Ring‐opening metathesis polymerization of 7‐methylnorbornadiene

Abstract

AbstractRing‐opened metathesis polymers of 7‐methylnorbornadiene (1) have been synthesized with cis main‐chain double bond contents ranging from 20 to 97% using several initiators; their microstructures have been examined in detail using 13C NMR spectroscopy. The result show that polymerization from the anti‐exo orientation is greatly favoured over the syn‐exo mode. A nonbonded repulsion energy of 6–8 kJ · mol−1 between the syn‐7‐methyl group and the double bond is estimated. The microstructural features also resemble those for polymers of the anti‐ and syn‐7‐methylnorbornenes, in contrast to poly(norbornadiene) itself and to poly(norbornene), in that the splitting of a given resonance due to tacticity effects is of the same order as splittings due to neighbouring double bonds. Cis double bond contents and tacticities using different catalysts agree well with those expected from previous work with norbornadiene and several methyl‐substituted norbornenes, respectively, as monomers.
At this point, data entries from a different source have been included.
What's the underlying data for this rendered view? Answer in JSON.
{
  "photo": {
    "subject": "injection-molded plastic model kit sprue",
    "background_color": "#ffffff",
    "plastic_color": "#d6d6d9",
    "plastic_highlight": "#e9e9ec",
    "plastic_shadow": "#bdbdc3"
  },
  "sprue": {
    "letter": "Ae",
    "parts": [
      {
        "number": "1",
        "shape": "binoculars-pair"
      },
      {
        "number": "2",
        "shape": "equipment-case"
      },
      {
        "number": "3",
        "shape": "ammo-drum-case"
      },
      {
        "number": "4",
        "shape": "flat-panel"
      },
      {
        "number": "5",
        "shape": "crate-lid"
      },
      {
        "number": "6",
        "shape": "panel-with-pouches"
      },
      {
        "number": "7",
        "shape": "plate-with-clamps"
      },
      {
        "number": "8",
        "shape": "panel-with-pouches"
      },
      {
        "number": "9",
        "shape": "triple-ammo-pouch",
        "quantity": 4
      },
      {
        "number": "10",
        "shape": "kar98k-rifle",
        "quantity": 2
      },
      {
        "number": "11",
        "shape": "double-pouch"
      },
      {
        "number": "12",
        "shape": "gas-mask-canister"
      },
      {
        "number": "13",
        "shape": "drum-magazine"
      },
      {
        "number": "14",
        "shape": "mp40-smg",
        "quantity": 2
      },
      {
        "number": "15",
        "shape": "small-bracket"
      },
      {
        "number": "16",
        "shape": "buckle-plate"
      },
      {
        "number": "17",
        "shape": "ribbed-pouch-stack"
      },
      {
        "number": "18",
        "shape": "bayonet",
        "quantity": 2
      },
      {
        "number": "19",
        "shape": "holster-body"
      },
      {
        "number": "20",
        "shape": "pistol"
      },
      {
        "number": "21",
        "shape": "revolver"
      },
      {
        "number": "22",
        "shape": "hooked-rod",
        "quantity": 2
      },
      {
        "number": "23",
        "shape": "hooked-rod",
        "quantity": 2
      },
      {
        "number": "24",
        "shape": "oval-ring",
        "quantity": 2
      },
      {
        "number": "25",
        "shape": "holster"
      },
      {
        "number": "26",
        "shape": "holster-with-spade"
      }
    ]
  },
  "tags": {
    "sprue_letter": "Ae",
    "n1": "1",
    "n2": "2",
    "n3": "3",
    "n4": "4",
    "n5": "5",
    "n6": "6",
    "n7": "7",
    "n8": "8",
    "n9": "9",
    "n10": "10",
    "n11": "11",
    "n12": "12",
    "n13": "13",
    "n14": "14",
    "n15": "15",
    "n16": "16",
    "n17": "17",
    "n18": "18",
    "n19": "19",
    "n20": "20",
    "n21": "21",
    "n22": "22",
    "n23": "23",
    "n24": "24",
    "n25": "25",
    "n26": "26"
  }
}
The previous surprising observation that there is significantly less or no discrimination between the syn‐ and anti‐orientations in polymerizing 7‐tert‐butoxy‐ and 7‐acetoxynorbornadiene is discussed and is attributed to a pseudo [3 + 2] transition state replacing the normal one for [2 + 2] metallacyclobutanation. In the [3 + 2] mode a lone pair of electrons on the oxygen acts in conjunction with the π pairs of the CC and [Mt]C moieties. The net effect is to lower the energy barriers for the [2 + 2] cycloaddition and the reverse step. The same explanation, rather than chelation, is also believed to be correct for the beneficial effect on the metathesis polymerization of the 7‐oxa group in several substituted 7‐oxanorbornenes and 7‐oxanorbornadienes when compared to the corresponding 7‐methylene monomers.